L’héroïne a déposé les armes, il ne lui reste plus qu’à mettre son armure au vestiaire. Le royaume est en paix, l’ennemi a abdiqué ! La guerre gagnée, il est temps de cesser les conquêtes, pour finalement commencer à régner sur ce nouveau royaume. Régner sur ces étendues de terres vierges, inconnues. Ce royaume fantasmé tant de fois, qui paraissait si loin et qui est à présent à portée de main. Un Nouveau Monde.

« Il tient le moooonde, dans mes mains… »

(No comment.)

Il m’aura fallu attendre longtemps pour gagner une partie de chasse amoureuse et me retrouver seule avec ma prise, heureuse d’être là avec moi dans mes filets. (Chasse, pêche et tentation).

Pour le moment j’en profite.

Je la regarde cette merveilleuse prise sans trop savoir quoi en faire, comme la première fois que l’on prend un nouveau-né dans ses bras et qu’on a peur de le faire tomber. C’est un miracle de la nature, si beau et si fragile.

Dans l’ombre de la routine

J’ai tant entendu que cet équilibre était fragile, que je devrais faire attention, et surtout guetter l’arrivée de l’abominable monstre sournois et intrusif que vous appelez « routine ».

Je ne l’ai jamais vu.

Pourquoi tout le monde en a si peur ? Qu’est-ce qu’il représente, qui est-il ? Vais-je le reconnaître quand (ou si) il arrivera ? Que faire s’il se présente à ma porte un jour avec sa gueule d’enfariné et sa bouche en cul-de-poule ?

C’est alors que je devrai à nouveau sortir mon épée et pourfendre cette abomination de toute ma hargne ! Et c’est là qu’on tombe dans « Film Romantique II, le retour » et BLAM! (bruitage très réaliste nous en conviendrons) prends-toi une nouvelle vague dans la face, et c’est reparti. Bats-toi contre les éléments, résiste, insiste ! Lutte pour cet amour courtois qui te tient tant à cœur, chevalier ! … et quoi ?

Y’a encore un Happy End après ça ? Encore ?

Mais ça ne cesse donc jamais ! L’amour est une putain de bataille.

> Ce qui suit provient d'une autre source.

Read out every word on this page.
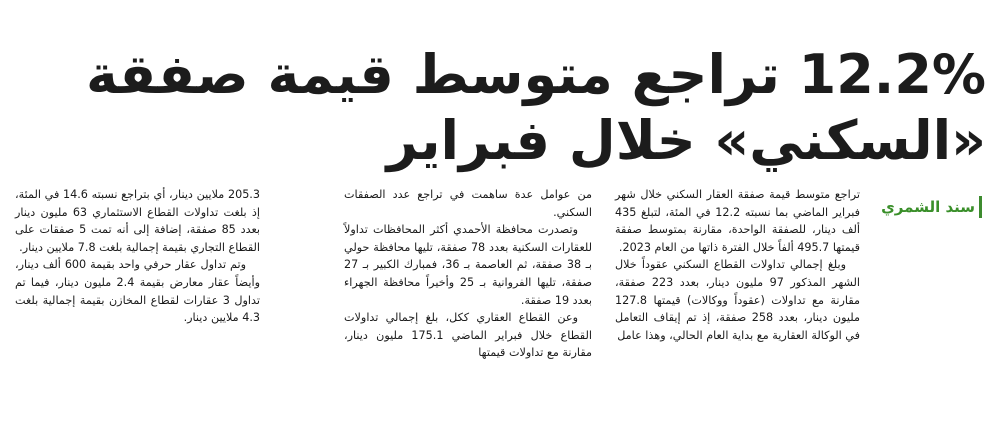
12.2% تراجع متوسط قيمة صفقة
«السكني» خلال فبراير
سند الشمري

تراجع متوسط قيمة صفقة العقار السكني خلال شهر فبراير الماضي بما نسبته 12.2 في المئة، لتبلغ 435 ألف دينار، للصفقة الواحدة، مقارنة بمتوسط صفقة قيمتها 495.7 ألفاً خلال الفترة ذاتها من العام 2023.

وبلغ إجمالي تداولات القطاع السكني عقوداً خلال الشهر المذكور 97 مليون دينار، بعدد 223 صفقة، مقارنة مع تداولات (عقوداً ووكالات) قيمتها 127.8 مليون دينار، بعدد 258 صفقة، إذ تم إيقاف التعامل في الوكالة العقارية مع بداية العام الحالي، وهذا عامل

من عوامل عدة ساهمت في تراجع عدد الصفقات السكني.

وتصدرت محافظة الأحمدي أكثر المحافظات تداولاً للعقارات السكنية بعدد 78 صفقة، تليها محافظة حولي بـ 38 صفقة، ثم العاصمة بـ 36، فمبارك الكبير بـ 27 صفقة، تليها الفروانية بـ 25 وأخيراً محافظة الجهراء بعدد 19 صفقة.

وعن القطاع العقاري ككل، بلغ إجمالي تداولات القطاع خلال فبراير الماضي 175.1 مليون دينار، مقارنة مع تداولات قيمتها

205.3 ملايين دينار، أي بتراجع نسبته 14.6 في المئة، إذ بلغت تداولات القطاع الاستثماري 63 مليون دينار بعدد 85 صفقة، إضافة إلى أنه تمت 5 صفقات على القطاع التجاري بقيمة إجمالية بلغت 7.8 ملايين دينار.

وتم تداول عقار حرفي واحد بقيمة 600 ألف دينار، وأيضاً عقار معارض بقيمة 2.4 مليون دينار، فيما تم تداول 3 عقارات لقطاع المخازن بقيمة إجمالية بلغت 4.3 ملايين دينار.
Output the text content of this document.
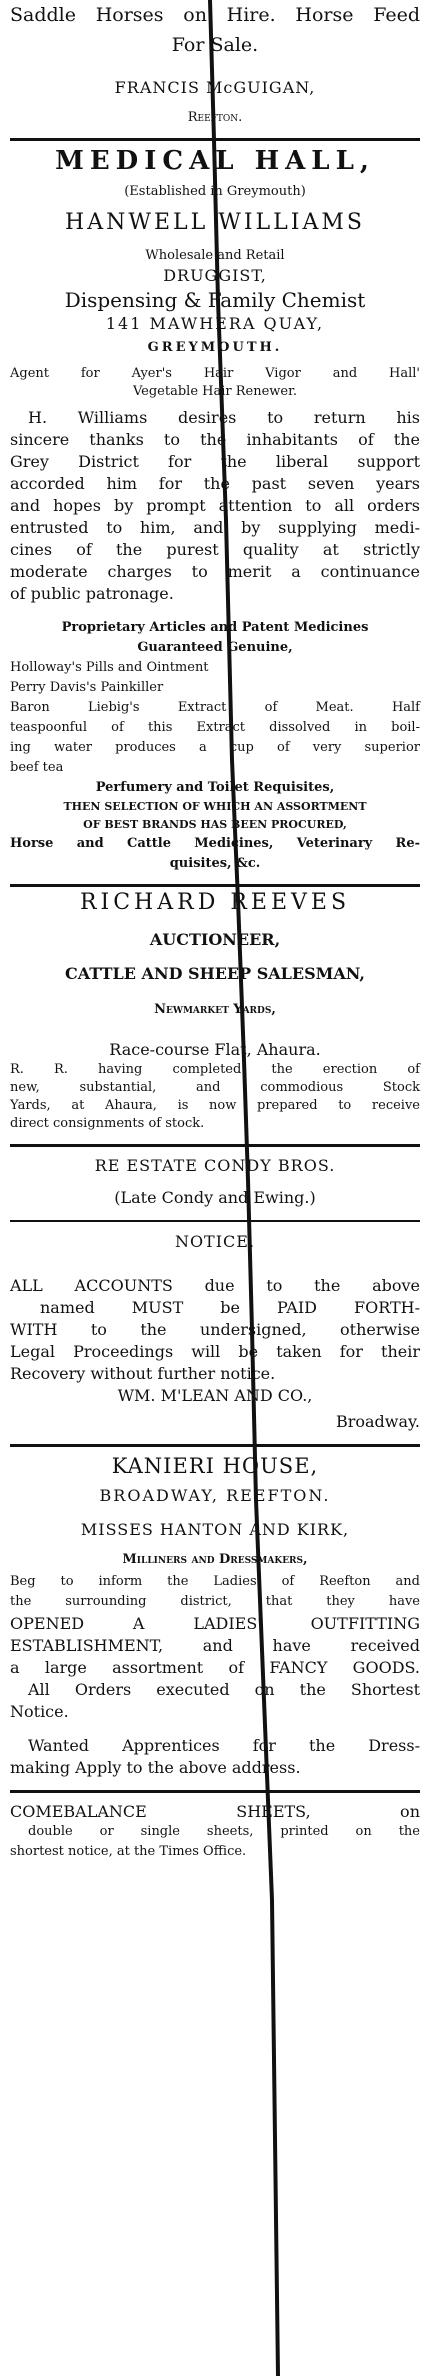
Saddle Horses on Hire. Horse Feed
For Sale.
FRANCIS McGUIGAN,
Reefton.
MEDICAL HALL,
(Established in Greymouth)
HANWELL WILLIAMS
Wholesale and Retail
DRUGGIST,
Dispensing & Family Chemist
141 MAWHERA QUAY,
GREYMOUTH.
Agent for Ayer's Hair Vigor and Hall'
Vegetable Hair Renewer.
H. Williams desires to return his
sincere thanks to the inhabitants of the
Grey District for the liberal support
accorded him for the past seven years
and hopes by prompt attention to all orders
entrusted to him, and by supplying medi-
cines of the purest quality at strictly
moderate charges to merit a continuance
of public patronage.
Proprietary Articles and Patent Medicines
Guaranteed Genuine,
Holloway's Pills and Ointment
Perry Davis's Painkiller
Baron Liebig's Extract of Meat. Half
teaspoonful of this Extract dissolved in boil-
ing water produces a cup of very superior
beef tea
Perfumery and Toilet Requisites,
THEN SELECTION OF WHICH AN ASSORTMENT
OF BEST BRANDS HAS BEEN PROCURED,
Horse and Cattle Medicines, Veterinary Re-
quisites, &c.
RICHARD REEVES
AUCTIONEER,
CATTLE AND SHEEP SALESMAN,
Newmarket Yards,
Race-course Flat, Ahaura.
R. R. having completed the erection of
new, substantial, and commodious Stock
Yards, at Ahaura, is now prepared to receive
direct consignments of stock.
RE ESTATE CONDY BROS.
(Late Condy and Ewing.)
NOTICE.
ALL ACCOUNTS due to the above
named MUST be PAID FORTH-
WITH to the undersigned, otherwise
Legal Proceedings will be taken for their
Recovery without further notice.
WM. M'LEAN AND CO.,
Broadway.
KANIERI HOUSE,
BROADWAY, REEFTON.
MISSES HANTON AND KIRK,
Milliners and Dressmakers,
Beg to inform the Ladies of Reefton and
the surrounding district, that they have
OPENED A LADIES' OUTFITTING
ESTABLISHMENT, and have received
a large assortment of FANCY GOODS.
All Orders executed on the Shortest
Notice.
Wanted Apprentices for the Dress-
making Apply to the above address.
COMEBALANCE SHEETS, on
double or single sheets, printed on the
shortest notice, at the Times Office.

Et sinon heuuu… je peux avoir un mode d’emploi s’il vous plait ? Le mode d’emploi de la relation parfaite qui est un happy end continu, où tu es transformée en un coup de baguette magique en connasse mielleuse trop heureuse, qui fait bien chier l’ancienne cynique que je garde enfermée dans le donjon de mon inconscient.

Ou au moins avoir un aperçu de ce qui m’attend ? Pourquoi je ne peux pas voir le scénario ? S’il vous plait… À quelle page arrive le monstre ? Quand devrais-je à nouveau lutter pour mon amour ?

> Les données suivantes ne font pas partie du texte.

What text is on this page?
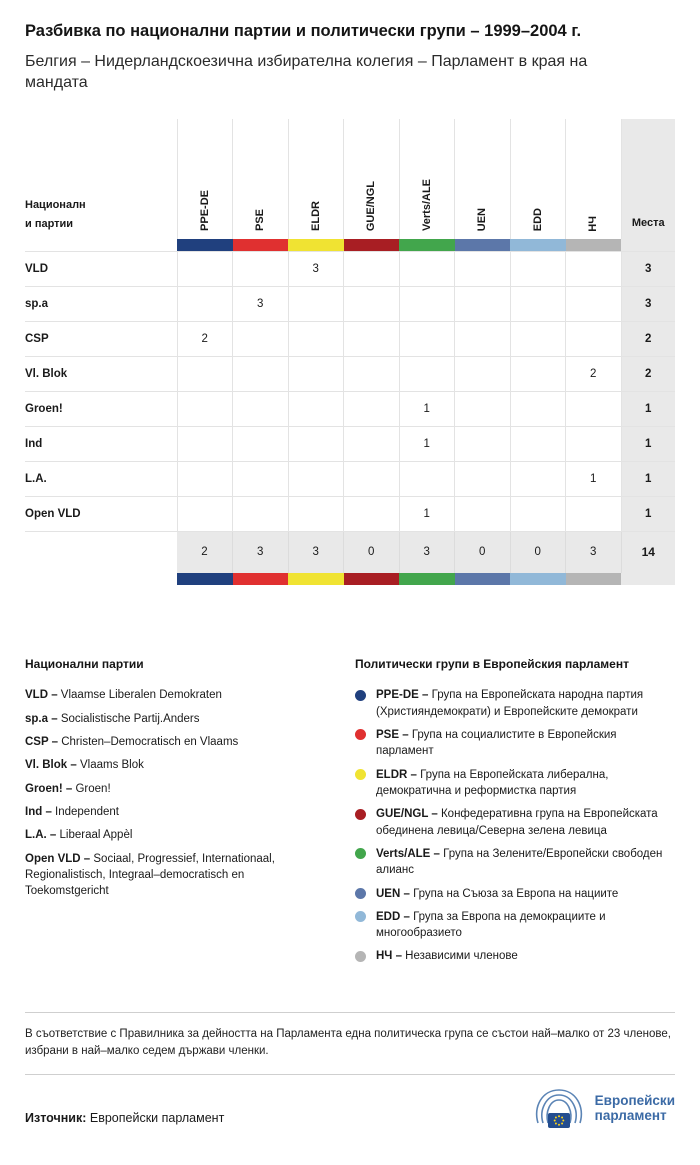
Разбивка по национални партии и политически групи – 1999–2004 г.

Белгия – Нидерландскоезична избирателна колегия – Парламент в края на мандата

Национални партии	PPE-DE	PSE	ELDR	GUE/NGL	Verts/ALE	UEN	EDD	НЧ	Места

VLD			3						3
sp.a		3							3
CSP	2								2
Vl. Blok								2	2
Groen!					1				1
Ind					1				1
L.A.								1	1
Open VLD					1				1
	2	3	3	0	3	0	0	3	14

Национални партии
VLD – Vlaamse Liberalen Demokraten
sp.a – Socialistische Partij.Anders
CSP – Christen–Democratisch en Vlaams
Vl. Blok – Vlaams Blok
Groen! – Groen!
Ind – Independent
L.A. – Liberaal Appèl
Open VLD – Sociaal, Progressief, Internationaal, Regionalistisch, Integraal–democratisch en Toekomstgericht
Политически групи в Европейския парламент
PPE-DE – Група на Европейската народна партия (Християндемократи) и Европейските демократи
PSE – Група на социалистите в Европейския парламент
ELDR – Група на Европейската либерална, демократична и реформистка партия
GUE/NGL – Конфедеративна група на Европейската обединена левица/Северна зелена левица
Verts/ALE – Група на Зелените/Европейски свободен алианс
UEN – Група на Съюза за Европа на нациите
EDD – Група за Европа на демокрациите и многообразието
НЧ – Независими членове
В съответствие с Правилника за дейността на Парламента една политическа група се състои най–малко от 23 членове, избрани в най–малко седем държави членки.
Източник: Европейски парламент
Европейски
парламент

Je veux savoir. Je veux me préparer. Toute ma vie j’ai appris à construire des murs, à les bichonner, y mettre de jolies tapisseries…

« Nous avons beaucoup de tapisseries, mais si vous êtes un Lord écossais alors moi je suis Mickey Mouse ! »

…pour finalement prendre de l’élan, courir vers lui et m’exploser la gueule dessus en feignant une demie surprise.

Maintenant qu’il n’y a plus de mur, c’est moi-même que je dois craindre.

« Profite ». Profite. C’est vite dit, moi qui avais appris à nager dans les vagues, je me retrouve au milieu d’un lac tranquille où je crains de m’y noyer toute seule comme une conne à force de battre des bras pour rien.

J’ai peur.
Peur de ne pas être à la hauteur.

Happy Fucking End.

[Edit fun] Sur ce coup, ce ne fut pas la routine, mais les beaux-parents qui ont joyeusement défoncé mon Happy End. Mahah.